A subirlo è stato un professionista gelese, il trentatreenne Rosario Marchese – ritenuto dagli inquirenti in odor di mafia – finito al centro d’indagini legati a presunte truffe all’erario.
Quelle legate alle cosiddette false compensazioni fiscali. Secondo il teorema degli inquirenti il sistema sarebbe stato tutto sommato lineare, ma particolarmente lucroso.
Sì, perché tutto si sarebbe incentrato su investimenti, per l’accusa in realtà fantasma, in aree svantaggiate. E molte aziende del nord Italia, con questo sistema, avrebbero smagrito i loro conti così da godere di sgravi fiscali di cui, in realtà, non avrebbero avuto diritto.

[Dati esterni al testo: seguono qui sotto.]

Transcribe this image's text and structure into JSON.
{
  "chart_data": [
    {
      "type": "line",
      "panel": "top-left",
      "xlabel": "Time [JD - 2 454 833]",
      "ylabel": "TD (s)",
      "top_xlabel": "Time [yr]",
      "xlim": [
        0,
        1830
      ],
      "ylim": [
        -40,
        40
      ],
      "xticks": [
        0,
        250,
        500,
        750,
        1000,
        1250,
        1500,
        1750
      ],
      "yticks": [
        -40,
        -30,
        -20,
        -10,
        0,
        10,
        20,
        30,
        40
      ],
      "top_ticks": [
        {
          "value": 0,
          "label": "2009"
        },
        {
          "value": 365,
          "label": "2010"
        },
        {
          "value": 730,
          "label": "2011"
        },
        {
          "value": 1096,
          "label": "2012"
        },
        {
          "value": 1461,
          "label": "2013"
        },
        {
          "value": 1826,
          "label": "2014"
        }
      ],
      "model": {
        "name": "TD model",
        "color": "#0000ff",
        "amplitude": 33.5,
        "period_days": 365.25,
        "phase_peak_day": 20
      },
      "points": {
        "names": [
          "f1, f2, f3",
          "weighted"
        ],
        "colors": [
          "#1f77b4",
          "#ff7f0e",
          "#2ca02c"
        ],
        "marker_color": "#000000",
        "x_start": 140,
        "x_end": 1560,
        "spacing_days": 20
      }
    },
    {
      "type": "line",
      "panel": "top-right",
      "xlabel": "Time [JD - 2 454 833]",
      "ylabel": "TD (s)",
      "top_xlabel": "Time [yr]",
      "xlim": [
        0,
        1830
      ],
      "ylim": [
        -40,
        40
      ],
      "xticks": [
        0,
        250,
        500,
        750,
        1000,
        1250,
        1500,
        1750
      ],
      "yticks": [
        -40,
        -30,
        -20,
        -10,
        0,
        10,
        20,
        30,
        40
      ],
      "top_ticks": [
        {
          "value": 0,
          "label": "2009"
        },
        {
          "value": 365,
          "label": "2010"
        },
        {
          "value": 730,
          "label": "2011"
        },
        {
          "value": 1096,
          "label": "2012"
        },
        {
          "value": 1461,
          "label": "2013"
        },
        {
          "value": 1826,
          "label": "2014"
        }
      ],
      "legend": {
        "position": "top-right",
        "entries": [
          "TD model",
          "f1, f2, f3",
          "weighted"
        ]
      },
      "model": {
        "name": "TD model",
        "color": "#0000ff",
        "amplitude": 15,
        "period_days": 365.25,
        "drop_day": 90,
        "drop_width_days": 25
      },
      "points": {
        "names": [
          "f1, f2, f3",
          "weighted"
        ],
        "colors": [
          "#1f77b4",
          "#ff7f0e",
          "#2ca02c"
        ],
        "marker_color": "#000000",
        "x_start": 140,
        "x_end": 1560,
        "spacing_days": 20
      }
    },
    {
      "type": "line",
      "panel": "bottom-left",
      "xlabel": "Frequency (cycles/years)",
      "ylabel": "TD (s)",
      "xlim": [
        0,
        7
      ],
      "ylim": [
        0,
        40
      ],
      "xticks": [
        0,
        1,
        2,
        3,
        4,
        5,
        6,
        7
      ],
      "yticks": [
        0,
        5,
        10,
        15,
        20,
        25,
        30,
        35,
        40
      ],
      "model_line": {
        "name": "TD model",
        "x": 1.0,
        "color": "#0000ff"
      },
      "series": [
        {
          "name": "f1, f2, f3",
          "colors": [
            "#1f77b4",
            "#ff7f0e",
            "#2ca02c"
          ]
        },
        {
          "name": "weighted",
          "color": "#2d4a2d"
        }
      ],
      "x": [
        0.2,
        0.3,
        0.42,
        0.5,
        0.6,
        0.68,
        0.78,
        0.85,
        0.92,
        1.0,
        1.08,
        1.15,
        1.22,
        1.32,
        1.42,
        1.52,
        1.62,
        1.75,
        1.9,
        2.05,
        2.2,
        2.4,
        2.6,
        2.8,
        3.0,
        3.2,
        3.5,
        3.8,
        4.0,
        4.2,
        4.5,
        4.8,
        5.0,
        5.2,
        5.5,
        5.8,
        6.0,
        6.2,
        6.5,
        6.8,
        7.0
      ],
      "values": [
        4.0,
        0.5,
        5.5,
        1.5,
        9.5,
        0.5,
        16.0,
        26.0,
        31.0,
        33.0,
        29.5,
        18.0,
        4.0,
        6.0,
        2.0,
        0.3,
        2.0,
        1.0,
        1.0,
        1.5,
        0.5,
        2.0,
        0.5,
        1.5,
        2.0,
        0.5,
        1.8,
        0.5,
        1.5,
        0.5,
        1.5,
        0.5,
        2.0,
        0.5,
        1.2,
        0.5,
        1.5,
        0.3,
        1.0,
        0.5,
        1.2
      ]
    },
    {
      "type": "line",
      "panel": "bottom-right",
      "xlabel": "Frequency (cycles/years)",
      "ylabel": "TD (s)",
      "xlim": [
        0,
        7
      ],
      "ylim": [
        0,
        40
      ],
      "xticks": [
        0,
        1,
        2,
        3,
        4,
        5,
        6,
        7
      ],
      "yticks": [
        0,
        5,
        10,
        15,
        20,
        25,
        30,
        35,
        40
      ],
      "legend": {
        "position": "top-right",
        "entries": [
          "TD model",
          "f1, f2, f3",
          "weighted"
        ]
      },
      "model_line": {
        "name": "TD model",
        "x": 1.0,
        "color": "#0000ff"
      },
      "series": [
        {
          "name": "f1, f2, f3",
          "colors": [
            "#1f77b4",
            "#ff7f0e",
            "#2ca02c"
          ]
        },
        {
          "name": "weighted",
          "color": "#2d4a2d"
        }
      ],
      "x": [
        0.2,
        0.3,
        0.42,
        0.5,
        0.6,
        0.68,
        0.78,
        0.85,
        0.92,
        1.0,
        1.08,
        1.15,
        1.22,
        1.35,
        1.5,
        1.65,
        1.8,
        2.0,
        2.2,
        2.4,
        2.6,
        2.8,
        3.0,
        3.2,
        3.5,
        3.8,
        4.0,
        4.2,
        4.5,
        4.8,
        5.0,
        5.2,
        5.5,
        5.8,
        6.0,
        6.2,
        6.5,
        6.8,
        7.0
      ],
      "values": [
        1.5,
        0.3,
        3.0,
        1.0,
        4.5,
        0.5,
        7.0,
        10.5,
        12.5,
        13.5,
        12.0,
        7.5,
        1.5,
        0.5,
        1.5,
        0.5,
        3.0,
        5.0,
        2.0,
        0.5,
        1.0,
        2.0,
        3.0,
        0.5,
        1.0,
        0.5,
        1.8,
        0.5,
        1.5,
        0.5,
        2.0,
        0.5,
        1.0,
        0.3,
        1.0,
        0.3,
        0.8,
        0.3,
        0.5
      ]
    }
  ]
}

Dietro tutto questo impianto, secondo la tesi dei magistrati, vi sarebbe stato l’investimento di capitali sporchi legati ad affari illeciti delle cosche. Del clan Rinzivillo in particolare. Questo avrebbe consentito a Marchese – è la tesi accusatoria – di accumulare un patrimonio più che sospetto. Perché sarebbe stato ben oltre le risorse reddituali dello stesso professionista.
La richiesta di cancellare la misura patrimoniale confermata dal tribunale passerà, adesso, al vaglio della corte d’Appello.